Many senior Wall Street traders and corporate executives left early yesterday to enjoy the long Thanksgiving holiday. As I was combing through the latest insider buying and selling data, I noticed that activity was unusually light.
On Friday, the equity markets will close at 1:00 pm ET, so expect some wild gyrations today and Friday.
Here's what's going on;
-Oil prices are just shy of the $100/bbl mark adding more misery to consumer’s pocketbooks. Don't you find it odd that oil prices jumped over $3 per barrel just before the Thanksgiving holiday?
The excuse for the rise in oil was the dollars drop against the Euro. The Dollars fell as investors felt the Fed would lower interest rates after their December 11th meeting. This information became apparent after Freddie Mac (FRE) warned it may have to cut its dividend because of losses related to home foreclosures.
The Set-Up for the Perfect Storm
Here are three events that are coming together to form the Perfect Storm. The only question now is how are the financial markets going to handle it, and are the pieces in place to keep us from repeating past disasters. In some cases there are; in other cases, I'm not so sure.
1) Inflation: Without a doubt we are experiencing an inflation rate similar to the early 1970's. Milk prices are around $5.00/ gallon, commodity prices are out of control, energy prices are at all-time highs.
One of the pieces in place to avoid a disaster is the flaw in the U.S. governments reporting of the PPI and CPI numbers. If these numbers accurately reflected the real inflation rate, the stock market would be much lower, and interest rates would be much higher.
The good news here is the government data does not accurately reflect the inflation rate, so the Fed can use the current inflation numbers to justify lowering interest rates.
Since Gold prices don't lie, you and I know what the real story is. But, for the time being, let’s be glad the numbers don’t tell the real story.
2) Energy Prices & The Asian Market: With oil prices near $100/bbl, and the U.S. dollar at record lows, one way to reverse the trend is to create a protracted correction in the Asian markets.
In 1997-98, the Asian financial crisis was initiated by a drop in the value of various Asian currencies. While the circumstances are different, an overheated economy in China coupled with a currency that is falling along with the dollar, the Chinese may be forced into allowing their currency to float freely, or risk continued depreciation in the Yuan.
Recently, China's central bank took steps to slow its economy by ordering commercial banks to raise the key reserve requirement a half a point to 13.5 percent by November 26.
A slowdown in Asia is already happening as $100/bbl oil is beginning to impact growth. In addition, higher rates on deposit are making savings accounts more attractive while higher lending rates are discouraging borrowers.
A slowdown in the Chinese economy will have a spill over into commodity export countries like South America, Canada, and Australia which export various commodities and natural resources. As a result, energy prices should correct sharply during this period.
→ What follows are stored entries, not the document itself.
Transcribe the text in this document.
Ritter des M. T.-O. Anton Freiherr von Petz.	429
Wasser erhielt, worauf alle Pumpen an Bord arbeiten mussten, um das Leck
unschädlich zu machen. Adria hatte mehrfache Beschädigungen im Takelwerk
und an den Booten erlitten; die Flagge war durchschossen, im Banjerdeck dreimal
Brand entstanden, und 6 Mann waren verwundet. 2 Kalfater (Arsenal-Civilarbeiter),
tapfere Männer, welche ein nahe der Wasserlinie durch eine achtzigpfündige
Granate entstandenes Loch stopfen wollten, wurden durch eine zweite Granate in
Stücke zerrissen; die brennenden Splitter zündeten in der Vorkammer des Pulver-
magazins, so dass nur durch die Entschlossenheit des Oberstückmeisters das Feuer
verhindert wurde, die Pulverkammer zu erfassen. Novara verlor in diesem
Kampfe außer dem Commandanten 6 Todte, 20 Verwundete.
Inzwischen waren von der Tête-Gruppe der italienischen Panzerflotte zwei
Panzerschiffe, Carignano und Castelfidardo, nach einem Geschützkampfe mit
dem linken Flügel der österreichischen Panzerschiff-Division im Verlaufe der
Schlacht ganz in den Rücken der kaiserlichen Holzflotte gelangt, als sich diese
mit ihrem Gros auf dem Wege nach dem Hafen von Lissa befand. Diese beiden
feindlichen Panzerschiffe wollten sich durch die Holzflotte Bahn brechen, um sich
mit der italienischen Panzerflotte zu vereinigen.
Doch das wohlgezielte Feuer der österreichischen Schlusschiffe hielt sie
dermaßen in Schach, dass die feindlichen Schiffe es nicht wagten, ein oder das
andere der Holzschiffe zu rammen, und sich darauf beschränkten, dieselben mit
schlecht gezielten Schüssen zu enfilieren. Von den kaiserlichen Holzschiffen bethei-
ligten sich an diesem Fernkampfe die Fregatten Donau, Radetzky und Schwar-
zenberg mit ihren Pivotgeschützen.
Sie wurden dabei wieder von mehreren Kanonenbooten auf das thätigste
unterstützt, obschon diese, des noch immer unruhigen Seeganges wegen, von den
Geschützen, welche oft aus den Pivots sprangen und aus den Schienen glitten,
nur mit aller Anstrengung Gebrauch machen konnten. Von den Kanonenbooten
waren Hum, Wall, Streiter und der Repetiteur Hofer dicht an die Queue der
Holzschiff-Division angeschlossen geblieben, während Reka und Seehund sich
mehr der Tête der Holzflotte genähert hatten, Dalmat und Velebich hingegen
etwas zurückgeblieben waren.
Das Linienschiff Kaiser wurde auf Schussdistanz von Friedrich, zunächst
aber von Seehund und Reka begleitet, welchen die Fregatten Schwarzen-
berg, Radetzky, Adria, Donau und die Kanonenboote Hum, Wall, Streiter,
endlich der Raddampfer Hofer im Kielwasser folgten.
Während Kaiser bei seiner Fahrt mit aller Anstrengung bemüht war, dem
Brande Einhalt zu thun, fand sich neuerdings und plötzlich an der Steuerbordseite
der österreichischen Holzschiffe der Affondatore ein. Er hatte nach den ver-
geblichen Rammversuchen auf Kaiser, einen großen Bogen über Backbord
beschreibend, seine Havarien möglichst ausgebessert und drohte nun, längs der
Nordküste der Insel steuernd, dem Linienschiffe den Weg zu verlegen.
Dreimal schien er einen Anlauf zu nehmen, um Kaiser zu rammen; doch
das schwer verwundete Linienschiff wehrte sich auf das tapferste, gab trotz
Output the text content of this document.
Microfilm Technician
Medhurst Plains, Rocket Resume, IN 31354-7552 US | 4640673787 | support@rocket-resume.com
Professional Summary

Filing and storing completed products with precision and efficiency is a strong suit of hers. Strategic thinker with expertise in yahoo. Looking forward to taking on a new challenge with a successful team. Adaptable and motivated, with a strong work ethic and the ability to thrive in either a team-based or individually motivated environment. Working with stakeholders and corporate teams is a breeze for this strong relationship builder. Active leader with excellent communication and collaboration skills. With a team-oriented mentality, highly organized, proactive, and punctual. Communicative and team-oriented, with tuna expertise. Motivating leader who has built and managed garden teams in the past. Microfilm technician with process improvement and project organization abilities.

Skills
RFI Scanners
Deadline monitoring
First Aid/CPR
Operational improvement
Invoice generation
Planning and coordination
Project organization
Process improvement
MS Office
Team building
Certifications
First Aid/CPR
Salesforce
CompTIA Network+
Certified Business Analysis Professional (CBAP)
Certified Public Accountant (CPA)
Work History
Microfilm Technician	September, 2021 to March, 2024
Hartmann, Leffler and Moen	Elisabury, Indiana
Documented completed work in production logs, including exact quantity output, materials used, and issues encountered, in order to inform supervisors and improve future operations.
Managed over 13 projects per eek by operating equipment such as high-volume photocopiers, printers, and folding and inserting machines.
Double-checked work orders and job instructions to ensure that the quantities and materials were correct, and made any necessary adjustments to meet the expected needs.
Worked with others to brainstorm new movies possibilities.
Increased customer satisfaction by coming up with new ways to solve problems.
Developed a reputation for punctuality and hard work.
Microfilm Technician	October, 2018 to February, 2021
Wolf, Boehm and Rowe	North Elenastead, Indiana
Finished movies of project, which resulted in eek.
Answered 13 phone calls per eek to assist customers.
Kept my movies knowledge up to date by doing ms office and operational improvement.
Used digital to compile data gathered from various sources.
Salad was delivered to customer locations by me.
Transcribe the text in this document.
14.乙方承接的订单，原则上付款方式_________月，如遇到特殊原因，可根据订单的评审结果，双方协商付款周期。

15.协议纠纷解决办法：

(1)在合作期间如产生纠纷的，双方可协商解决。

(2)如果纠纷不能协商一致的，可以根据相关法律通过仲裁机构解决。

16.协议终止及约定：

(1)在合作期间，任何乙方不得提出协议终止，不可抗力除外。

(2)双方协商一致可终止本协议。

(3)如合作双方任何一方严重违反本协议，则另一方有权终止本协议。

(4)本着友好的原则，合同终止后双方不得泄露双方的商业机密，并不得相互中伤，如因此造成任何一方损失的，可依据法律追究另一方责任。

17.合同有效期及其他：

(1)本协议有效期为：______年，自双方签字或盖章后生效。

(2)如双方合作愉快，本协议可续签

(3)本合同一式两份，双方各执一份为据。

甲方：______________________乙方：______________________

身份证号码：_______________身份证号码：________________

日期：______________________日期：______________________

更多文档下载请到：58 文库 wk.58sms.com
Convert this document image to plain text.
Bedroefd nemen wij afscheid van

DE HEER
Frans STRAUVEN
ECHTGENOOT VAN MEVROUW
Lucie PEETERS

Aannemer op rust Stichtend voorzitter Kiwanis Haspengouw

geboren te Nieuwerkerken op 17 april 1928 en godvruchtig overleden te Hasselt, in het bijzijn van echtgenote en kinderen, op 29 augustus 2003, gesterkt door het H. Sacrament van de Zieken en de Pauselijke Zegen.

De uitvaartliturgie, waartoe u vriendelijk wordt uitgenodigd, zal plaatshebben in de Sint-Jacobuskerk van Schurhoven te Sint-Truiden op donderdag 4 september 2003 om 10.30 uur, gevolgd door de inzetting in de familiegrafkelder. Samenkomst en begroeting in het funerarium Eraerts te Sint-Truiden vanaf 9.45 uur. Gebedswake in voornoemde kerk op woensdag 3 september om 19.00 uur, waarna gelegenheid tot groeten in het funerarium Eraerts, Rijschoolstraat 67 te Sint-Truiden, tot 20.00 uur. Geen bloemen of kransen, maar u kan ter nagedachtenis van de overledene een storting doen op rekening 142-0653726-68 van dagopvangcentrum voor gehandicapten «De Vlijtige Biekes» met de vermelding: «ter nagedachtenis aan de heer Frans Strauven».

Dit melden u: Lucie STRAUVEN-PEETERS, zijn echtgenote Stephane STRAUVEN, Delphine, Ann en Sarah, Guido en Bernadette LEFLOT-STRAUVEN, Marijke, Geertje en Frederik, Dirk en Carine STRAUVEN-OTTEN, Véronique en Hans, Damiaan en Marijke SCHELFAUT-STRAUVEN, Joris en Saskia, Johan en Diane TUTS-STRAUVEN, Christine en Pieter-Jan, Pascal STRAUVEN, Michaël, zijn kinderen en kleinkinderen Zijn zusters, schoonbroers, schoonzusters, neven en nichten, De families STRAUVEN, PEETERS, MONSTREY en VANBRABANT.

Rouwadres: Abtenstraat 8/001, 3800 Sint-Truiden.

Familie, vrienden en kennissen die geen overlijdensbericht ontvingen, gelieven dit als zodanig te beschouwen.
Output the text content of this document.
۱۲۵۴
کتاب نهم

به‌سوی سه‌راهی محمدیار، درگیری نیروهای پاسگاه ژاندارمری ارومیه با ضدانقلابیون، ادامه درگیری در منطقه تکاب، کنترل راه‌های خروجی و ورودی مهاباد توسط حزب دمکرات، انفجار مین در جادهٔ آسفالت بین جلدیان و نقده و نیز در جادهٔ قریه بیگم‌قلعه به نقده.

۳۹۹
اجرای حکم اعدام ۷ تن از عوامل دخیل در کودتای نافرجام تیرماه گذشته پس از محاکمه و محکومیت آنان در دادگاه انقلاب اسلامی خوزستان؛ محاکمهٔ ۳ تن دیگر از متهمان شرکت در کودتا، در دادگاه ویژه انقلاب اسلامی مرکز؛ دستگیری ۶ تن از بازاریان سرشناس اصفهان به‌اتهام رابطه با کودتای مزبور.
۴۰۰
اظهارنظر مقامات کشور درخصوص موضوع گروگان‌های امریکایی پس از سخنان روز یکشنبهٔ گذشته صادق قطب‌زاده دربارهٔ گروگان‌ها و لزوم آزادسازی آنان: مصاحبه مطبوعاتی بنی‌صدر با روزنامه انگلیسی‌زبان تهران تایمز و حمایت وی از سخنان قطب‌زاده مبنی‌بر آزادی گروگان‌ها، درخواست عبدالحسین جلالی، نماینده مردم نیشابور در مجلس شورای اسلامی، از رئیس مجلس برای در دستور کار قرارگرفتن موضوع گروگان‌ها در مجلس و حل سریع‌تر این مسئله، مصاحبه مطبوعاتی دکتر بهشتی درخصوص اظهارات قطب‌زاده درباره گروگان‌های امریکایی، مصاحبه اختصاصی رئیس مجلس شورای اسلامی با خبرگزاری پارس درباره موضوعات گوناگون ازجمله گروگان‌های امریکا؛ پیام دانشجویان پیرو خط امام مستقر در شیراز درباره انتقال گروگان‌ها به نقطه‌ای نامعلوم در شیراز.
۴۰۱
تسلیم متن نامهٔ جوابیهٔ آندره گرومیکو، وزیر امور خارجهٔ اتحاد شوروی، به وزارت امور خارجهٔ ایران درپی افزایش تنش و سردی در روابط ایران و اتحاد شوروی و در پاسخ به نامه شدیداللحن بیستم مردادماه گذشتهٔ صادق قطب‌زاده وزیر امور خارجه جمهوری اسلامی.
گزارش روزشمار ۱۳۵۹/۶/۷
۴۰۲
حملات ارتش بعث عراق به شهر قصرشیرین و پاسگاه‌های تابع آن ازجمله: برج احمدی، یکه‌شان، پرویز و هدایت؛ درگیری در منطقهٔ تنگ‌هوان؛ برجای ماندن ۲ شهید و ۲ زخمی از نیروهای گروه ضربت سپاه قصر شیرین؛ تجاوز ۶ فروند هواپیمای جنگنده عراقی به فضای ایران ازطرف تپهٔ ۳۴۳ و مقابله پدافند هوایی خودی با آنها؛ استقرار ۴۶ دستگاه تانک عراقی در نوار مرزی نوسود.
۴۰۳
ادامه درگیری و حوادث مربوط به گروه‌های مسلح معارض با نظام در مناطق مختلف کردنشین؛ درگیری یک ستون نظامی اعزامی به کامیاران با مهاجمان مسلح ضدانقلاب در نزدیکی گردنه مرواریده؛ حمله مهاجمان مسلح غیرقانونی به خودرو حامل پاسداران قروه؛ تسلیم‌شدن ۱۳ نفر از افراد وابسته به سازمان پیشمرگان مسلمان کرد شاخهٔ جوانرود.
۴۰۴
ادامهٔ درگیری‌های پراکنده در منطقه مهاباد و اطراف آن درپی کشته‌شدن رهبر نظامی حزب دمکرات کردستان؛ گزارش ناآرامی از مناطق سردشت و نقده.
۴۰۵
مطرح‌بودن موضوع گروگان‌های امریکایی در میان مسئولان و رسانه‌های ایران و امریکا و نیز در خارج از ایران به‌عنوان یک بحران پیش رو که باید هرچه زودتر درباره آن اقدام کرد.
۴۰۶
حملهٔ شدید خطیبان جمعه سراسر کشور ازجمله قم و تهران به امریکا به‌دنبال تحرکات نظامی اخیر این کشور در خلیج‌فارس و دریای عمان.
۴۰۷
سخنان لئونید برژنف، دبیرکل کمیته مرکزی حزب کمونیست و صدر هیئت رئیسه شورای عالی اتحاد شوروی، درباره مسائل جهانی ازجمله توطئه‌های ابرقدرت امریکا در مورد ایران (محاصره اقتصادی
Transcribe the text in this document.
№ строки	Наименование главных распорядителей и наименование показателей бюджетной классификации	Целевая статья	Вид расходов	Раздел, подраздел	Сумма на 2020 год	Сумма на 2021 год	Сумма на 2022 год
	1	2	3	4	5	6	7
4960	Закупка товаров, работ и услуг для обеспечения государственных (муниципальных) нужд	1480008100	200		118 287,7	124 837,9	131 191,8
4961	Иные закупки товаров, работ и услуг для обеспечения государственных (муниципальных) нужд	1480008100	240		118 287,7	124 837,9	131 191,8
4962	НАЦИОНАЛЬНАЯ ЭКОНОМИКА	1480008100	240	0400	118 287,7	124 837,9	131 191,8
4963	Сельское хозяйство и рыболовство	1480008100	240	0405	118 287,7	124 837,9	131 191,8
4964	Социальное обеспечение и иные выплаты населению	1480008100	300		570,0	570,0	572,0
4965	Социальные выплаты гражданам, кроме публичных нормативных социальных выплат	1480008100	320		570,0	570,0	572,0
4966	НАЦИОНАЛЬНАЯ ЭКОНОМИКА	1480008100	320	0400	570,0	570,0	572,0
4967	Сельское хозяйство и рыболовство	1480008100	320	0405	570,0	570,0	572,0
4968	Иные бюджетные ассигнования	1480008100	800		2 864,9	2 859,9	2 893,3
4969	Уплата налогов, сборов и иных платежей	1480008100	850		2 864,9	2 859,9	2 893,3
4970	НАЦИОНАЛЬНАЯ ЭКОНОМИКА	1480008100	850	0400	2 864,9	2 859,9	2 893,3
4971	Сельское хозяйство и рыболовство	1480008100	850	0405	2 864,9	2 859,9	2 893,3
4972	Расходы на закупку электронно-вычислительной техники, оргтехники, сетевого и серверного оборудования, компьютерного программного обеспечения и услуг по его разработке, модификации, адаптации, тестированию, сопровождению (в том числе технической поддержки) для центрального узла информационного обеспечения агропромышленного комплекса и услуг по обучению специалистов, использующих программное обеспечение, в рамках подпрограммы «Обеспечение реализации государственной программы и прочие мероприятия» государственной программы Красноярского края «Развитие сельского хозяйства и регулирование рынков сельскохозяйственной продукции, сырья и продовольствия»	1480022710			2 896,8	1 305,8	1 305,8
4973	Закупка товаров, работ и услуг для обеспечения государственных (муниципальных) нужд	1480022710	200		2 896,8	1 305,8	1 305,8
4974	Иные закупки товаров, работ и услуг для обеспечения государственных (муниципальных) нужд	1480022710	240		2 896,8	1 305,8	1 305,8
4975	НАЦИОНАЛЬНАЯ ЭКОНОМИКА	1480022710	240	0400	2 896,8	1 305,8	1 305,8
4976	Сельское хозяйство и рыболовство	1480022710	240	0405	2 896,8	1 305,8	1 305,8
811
3) The Credit Crunch: I guess we didn't learn much from the real estate debacle of the 1980's. Mass euphoria fueled speculation in real estate, and to get their piece of the pie banks overextended credit to anyone with a pulse.
As a result, many loans were issued on falsified appraisals, risky loan programs, and to borrowers who had questionable ability to payback what they borrowed.
If we flash-forward to today, much of the same activity that took place in the 1980's happened again. in the 2000-2003. The question that remains is will we go through the same pain that investors experienced in the 1980's. Based on the large amount of insider buying by directors, and executives in the financial sector, I would think not.
Where some will experience a large amount of pain for their irresponsible financial bets, others will make a fortune picking up the pieces.